Hurricane Gilbert's leading edge lashed the coast and its 120- mph winds swirled toward landfall Friday night, as officials in the Caribbean and Mexico tallied billions in damage from the giant storm blamed for at least 58 deaths.

Meanwhile, a local travel company is awaiting an all-clear signal from Mexico as it prepares to send a jet into the Cancun area of Mexico to pick up 92 Utahns stranded by the hurricane.A spokesman for trip sponsors Morris Air Service said a Lear jet with four people on board and ham radio equipment was dispatched to Merida, Mexico, at 1 a.m. Friday, and the company is waiting to hear from them before sending a jet to pick up the stranded travel group.

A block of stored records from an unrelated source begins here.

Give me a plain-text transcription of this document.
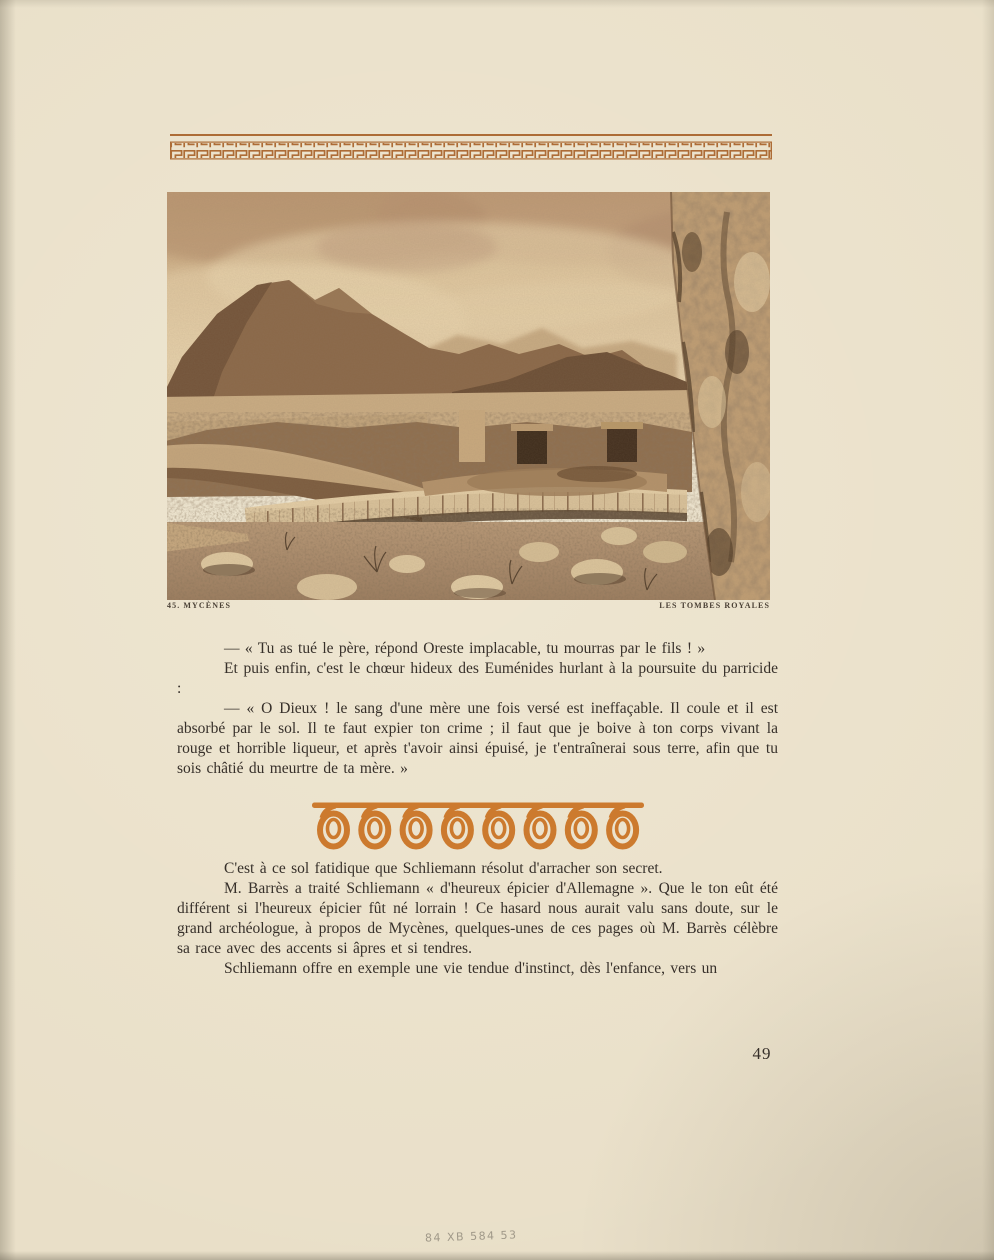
45. MYCÈNES	LES TOMBES ROYALES

— « Tu as tué le père, répond Oreste implacable, tu mourras par le fils ! »

Et puis enfin, c'est le chœur hideux des Euménides hurlant à la poursuite du parricide :

— « O Dieux ! le sang d'une mère une fois versé est ineffaçable. Il coule et il est absorbé par le sol. Il te faut expier ton crime ; il faut que je boive à ton corps vivant la rouge et horrible liqueur, et après t'avoir ainsi épuisé, je t'entraînerai sous terre, afin que tu sois châtié du meurtre de ta mère. »

C'est à ce sol fatidique que Schliemann résolut d'arracher son secret.

M. Barrès a traité Schliemann « d'heureux épicier d'Allemagne ». Que le ton eût été différent si l'heureux épicier fût né lorrain ! Ce hasard nous aurait valu sans doute, sur le grand archéologue, à propos de Mycènes, quelques-unes de ces pages où M. Barrès célèbre sa race avec des accents si âpres et si tendres.

Schliemann offre en exemple une vie tendue d'instinct, dès l'enfance, vers un

49
84 XB 584 53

The spokesman said about 70 of the 92 travelers elected to stay at a meeting house of The Church of Jesus Christ of Latter-day Saints during the storm. Morris officials said the others stayed elsewhere in Cancun. The latest report from LDS officials is that the building was undamaged by the hurricane.

The spokesman said the advance group is scheduled to contact LDS Church emergency services in Salt Lake City by radio as soon as it is clear to send a commercial plane into the area.

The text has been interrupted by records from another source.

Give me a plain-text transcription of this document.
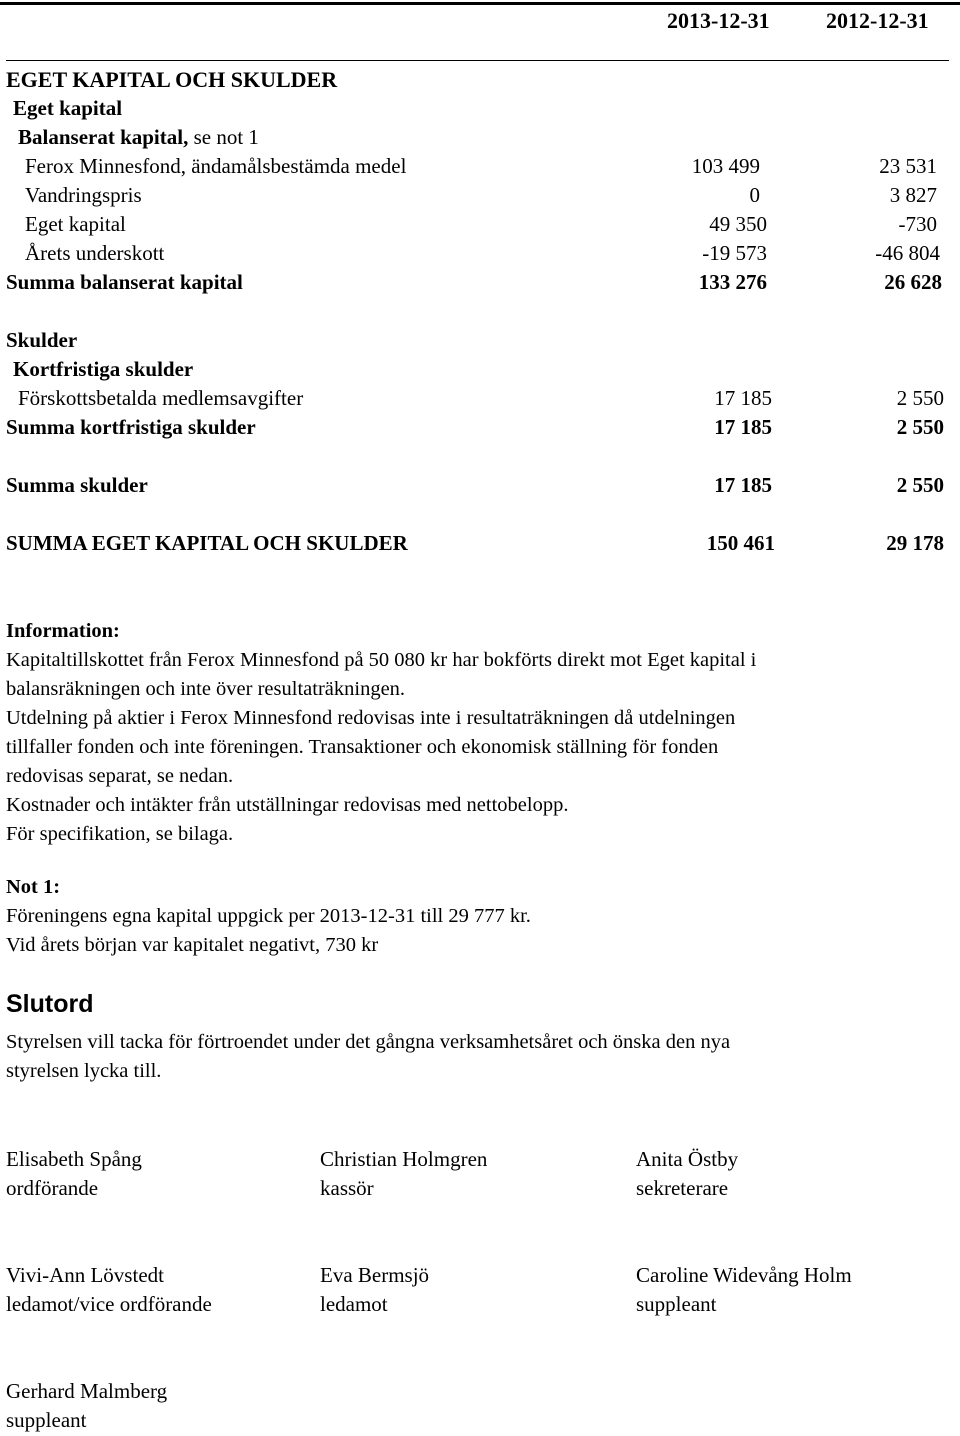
2013-12-31	2012-12-31
EGET KAPITAL OCH SKULDER
Eget kapital
Balanserat kapital, se not 1
Ferox Minnesfond, ändamålsbestämda medel	103 499	23 531
Vandringspris	0	3 827
Eget kapital	49 350	-730
Årets underskott	-19 573	-46 804
Summa balanserat kapital	133 276	26 628
Skulder
Kortfristiga skulder
Förskottsbetalda medlemsavgifter	17 185	2 550
Summa kortfristiga skulder	17 185	2 550
Summa skulder	17 185	2 550
SUMMA EGET KAPITAL OCH SKULDER	150 461	29 178
Information:
Kapitaltillskottet från Ferox Minnesfond på 50 080 kr har bokförts direkt mot Eget kapital i
balansräkningen och inte över resultaträkningen.
Utdelning på aktier i Ferox Minnesfond redovisas inte i resultaträkningen då utdelningen
tillfaller fonden och inte föreningen. Transaktioner och ekonomisk ställning för fonden
redovisas separat, se nedan.
Kostnader och intäkter från utställningar redovisas med nettobelopp.
För specifikation, se bilaga.
Not 1:
Föreningens egna kapital uppgick per 2013-12-31 till 29 777 kr.
Vid årets början var kapitalet negativt, 730 kr
Slutord
Styrelsen vill tacka för förtroendet under det gångna verksamhetsåret och önska den nya
styrelsen lycka till.
Elisabeth Spång
ordförande
Christian Holmgren
kassör
Anita Östby
sekreterare
Vivi-Ann Lövstedt
ledamot/vice ordförande
Eva Bermsjö
ledamot
Caroline Widevång Holm
suppleant
Gerhard Malmberg
suppleant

Meanwhile, thousands of residents along Texas' 370-mile coast, many evacuated to higher ground after piling sandbags in the doorways of their homes and boarding up windows, huddled in shelters and waited for the news:

When and where would Gilbert hit?

"We are going to sit and wait and pray for the best," said Larry Brown, director of transportation for Brownsville, where officials estimated that as much as one-fourth of the city of 110,000 could end up in emergency shelters.

Port Isabel, a city of about 5,000 just east of Brownsville, had turned into a virtual ghost town by Thursday evening.

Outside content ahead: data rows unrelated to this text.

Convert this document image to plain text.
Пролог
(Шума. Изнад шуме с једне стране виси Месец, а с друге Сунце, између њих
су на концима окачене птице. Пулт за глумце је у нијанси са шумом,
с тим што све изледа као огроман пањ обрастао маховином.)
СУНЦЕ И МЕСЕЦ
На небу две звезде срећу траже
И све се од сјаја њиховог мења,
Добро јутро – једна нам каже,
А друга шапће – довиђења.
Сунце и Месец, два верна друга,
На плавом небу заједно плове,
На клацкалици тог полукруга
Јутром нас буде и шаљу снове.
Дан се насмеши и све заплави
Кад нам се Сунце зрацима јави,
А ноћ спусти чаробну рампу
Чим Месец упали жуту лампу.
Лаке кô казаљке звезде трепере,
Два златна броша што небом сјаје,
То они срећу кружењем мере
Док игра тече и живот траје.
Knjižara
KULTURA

"It sounds facetious, but people can stay as long as we can fingerprint them so we can identify them later," said South Padre Mayor Bob Pinkerton Jr.

To the north in Houston, NASA's Johnson Space Center all but shut down Thursday, with most of its 9,000 employees sent home to prepare for Gilbert.

And in south Louisiana, 25,000 people fled the most vulnerable villages despite being out of the high-danger area.

Gilbert's sustained winds have died down from 175 mph in the Caribbean to 120 mph after it passed over Yucatan on Wednesday. Its ranking was lowered from Category 5 _ the most fierce - to a Category 3.

The storm's earlier landfalls left at least 26 people dead in Jamaica, five in the Dominican Republic and 10 in Haiti.

An estimated 25,000 people evacuated low-lying villages in southern Louisiana, and officials said they wouldn't let people return home until they were sure Gilbert had run ashore elsewhere. "We cannot afford a chance that it might go back into the gulf, away from the shoreline," said Plaquemines Parish Civil Defense Director Carol Becnel.